You'll usually want to schedule BackJack to back up in the middle of the night, and you should be careful with what you choose to back up, avoiding applications and system files and, for instance, Web browser cache files if you plan to back up your Preferences folder.
In a sample situation where a user backs up 75 MB initially and then about 1 MB per day afterwards, the first month (including the setup fee) would cost about $45 and each subsequent month about $17. That pricing is in line with two popular PC Internet backup services: Atrieva charges $14.95 per month for up to two computers, and Connected Online Backup charges $19.95 per month per computer for up to 10 machines. Neither charges transfer or storage fees. They're probably betting that most people don't have the bandwidth to back up large quantities of data, plus they're counting on the fact most people won't back up Windows system files or applications because it's so difficult to restore them to a working state without doing a clean install.

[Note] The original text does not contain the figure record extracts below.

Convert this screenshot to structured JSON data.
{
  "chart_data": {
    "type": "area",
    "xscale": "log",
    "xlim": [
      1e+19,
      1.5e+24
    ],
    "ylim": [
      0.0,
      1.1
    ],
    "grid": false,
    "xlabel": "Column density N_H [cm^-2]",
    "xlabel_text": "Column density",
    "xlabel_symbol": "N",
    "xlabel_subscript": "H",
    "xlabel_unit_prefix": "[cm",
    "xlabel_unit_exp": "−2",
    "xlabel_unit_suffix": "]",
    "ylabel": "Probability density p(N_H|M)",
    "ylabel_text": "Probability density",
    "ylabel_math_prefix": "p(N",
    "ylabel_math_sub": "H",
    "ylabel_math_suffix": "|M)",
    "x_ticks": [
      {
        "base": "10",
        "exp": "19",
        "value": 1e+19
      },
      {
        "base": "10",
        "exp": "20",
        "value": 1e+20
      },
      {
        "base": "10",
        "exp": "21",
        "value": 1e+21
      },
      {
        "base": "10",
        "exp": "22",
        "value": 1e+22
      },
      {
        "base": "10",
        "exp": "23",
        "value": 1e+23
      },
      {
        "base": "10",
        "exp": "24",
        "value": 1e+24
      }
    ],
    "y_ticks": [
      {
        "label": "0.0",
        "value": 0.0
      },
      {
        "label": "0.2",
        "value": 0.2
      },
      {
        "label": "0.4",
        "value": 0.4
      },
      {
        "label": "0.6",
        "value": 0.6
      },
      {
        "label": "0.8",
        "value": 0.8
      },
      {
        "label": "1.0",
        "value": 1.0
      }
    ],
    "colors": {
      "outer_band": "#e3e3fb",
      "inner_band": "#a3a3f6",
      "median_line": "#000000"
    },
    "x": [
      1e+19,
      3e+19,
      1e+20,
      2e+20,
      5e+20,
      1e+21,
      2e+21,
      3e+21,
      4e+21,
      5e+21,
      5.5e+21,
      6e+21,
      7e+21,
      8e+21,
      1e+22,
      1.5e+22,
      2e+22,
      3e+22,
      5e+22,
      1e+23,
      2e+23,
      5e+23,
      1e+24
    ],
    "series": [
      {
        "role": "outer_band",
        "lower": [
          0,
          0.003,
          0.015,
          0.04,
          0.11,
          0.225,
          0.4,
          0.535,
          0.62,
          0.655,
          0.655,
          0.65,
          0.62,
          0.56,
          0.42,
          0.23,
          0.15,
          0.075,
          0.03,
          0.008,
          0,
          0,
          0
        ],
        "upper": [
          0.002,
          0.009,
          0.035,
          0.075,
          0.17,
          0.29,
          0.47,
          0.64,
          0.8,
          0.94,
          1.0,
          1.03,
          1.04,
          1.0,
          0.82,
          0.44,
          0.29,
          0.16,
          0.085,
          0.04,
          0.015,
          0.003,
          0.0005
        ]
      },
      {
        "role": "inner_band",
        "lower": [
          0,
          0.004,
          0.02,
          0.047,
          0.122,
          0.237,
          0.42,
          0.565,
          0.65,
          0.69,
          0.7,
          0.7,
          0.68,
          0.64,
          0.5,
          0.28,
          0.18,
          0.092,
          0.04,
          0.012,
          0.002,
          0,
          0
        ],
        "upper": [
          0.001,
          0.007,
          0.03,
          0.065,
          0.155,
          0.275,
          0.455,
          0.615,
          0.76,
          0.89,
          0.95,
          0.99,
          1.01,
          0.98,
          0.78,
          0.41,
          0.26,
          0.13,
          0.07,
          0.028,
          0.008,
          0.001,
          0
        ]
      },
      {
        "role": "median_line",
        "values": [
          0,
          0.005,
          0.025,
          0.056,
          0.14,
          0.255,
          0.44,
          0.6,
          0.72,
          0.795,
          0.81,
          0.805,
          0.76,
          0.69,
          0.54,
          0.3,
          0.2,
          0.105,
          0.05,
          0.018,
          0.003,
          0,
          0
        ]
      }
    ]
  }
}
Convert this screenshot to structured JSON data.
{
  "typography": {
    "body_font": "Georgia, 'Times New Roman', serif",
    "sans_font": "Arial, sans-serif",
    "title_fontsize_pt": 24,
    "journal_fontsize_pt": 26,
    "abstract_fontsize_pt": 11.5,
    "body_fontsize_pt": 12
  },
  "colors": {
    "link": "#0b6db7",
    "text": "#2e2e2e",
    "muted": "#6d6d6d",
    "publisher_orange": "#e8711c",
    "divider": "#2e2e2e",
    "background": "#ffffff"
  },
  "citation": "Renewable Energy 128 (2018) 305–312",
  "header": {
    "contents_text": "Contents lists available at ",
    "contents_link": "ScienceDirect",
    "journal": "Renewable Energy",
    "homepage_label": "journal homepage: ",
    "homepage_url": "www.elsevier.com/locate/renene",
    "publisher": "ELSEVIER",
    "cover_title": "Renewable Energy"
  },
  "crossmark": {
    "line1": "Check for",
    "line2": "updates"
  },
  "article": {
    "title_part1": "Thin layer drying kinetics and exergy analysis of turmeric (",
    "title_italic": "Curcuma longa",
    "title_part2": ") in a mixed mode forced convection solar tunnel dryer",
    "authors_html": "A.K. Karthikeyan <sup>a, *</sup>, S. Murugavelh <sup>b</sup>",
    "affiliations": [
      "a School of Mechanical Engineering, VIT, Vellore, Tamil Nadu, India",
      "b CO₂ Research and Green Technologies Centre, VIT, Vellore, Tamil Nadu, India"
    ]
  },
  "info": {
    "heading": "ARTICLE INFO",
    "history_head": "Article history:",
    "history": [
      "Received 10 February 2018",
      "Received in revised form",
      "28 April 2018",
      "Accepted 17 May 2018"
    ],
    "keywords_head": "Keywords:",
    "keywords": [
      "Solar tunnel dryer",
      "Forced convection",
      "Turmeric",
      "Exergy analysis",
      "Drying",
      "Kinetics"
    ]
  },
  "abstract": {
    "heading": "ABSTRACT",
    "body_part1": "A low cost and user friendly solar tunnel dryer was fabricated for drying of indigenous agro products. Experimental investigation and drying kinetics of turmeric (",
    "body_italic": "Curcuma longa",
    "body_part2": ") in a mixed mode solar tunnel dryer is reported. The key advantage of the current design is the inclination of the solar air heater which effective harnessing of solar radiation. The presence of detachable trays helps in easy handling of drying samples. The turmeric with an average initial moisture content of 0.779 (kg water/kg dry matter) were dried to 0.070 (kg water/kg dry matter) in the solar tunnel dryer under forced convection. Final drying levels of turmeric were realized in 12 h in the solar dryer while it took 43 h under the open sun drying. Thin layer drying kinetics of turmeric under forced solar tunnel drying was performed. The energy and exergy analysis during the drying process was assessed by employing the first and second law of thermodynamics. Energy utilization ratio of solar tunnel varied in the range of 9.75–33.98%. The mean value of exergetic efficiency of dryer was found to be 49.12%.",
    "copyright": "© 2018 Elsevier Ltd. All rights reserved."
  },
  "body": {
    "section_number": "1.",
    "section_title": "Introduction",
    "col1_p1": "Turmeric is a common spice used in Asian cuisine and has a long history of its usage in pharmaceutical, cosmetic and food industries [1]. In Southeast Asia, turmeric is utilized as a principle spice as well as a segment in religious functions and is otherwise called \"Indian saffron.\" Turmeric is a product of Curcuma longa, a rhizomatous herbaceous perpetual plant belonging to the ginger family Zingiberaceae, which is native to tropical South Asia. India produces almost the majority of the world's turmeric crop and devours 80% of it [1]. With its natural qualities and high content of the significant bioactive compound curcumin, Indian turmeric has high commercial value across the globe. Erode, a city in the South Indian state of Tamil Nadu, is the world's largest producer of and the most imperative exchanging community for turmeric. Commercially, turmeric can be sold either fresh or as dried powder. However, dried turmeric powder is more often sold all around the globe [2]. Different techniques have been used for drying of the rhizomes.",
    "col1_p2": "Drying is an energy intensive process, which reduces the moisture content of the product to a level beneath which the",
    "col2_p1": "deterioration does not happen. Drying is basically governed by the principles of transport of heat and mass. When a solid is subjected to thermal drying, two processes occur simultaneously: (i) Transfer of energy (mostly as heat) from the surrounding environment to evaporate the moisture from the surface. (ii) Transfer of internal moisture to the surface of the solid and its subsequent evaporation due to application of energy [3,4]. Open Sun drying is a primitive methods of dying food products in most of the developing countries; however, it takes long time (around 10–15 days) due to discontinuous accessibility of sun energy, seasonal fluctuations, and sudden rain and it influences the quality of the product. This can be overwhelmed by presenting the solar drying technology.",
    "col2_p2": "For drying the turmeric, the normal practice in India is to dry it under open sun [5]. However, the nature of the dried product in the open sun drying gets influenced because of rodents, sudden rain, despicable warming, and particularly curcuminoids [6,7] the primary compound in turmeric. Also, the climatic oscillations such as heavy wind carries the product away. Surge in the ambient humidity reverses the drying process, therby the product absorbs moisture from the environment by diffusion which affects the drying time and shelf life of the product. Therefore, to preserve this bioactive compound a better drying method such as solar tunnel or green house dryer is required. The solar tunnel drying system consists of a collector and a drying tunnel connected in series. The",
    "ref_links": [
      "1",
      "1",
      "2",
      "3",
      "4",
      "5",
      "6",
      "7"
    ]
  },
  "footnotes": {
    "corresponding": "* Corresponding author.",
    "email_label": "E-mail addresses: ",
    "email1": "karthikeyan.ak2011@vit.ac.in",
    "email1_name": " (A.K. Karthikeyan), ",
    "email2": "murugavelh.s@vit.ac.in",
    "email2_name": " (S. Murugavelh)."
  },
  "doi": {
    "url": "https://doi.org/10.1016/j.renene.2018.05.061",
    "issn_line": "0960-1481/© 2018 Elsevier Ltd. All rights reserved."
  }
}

In response to my comments about pricing, the BackJack folks noted that they felt uncomfortable using a flat rate pricing model that would in essence charge low-end users more to subsidize the high-end users who use far more of the system's capacity. That's a laudable goal, and I hope the pricing model doesn't dissuade people who are uncomfortable not knowing precisely how much they'd be paying.
These concerns aside, I'm quite impressed with BackJack as a first effort, and it's well worth a look for anyone interested in Internet backup, particularly those people planning on buying standalone iMacs immediately when they're released.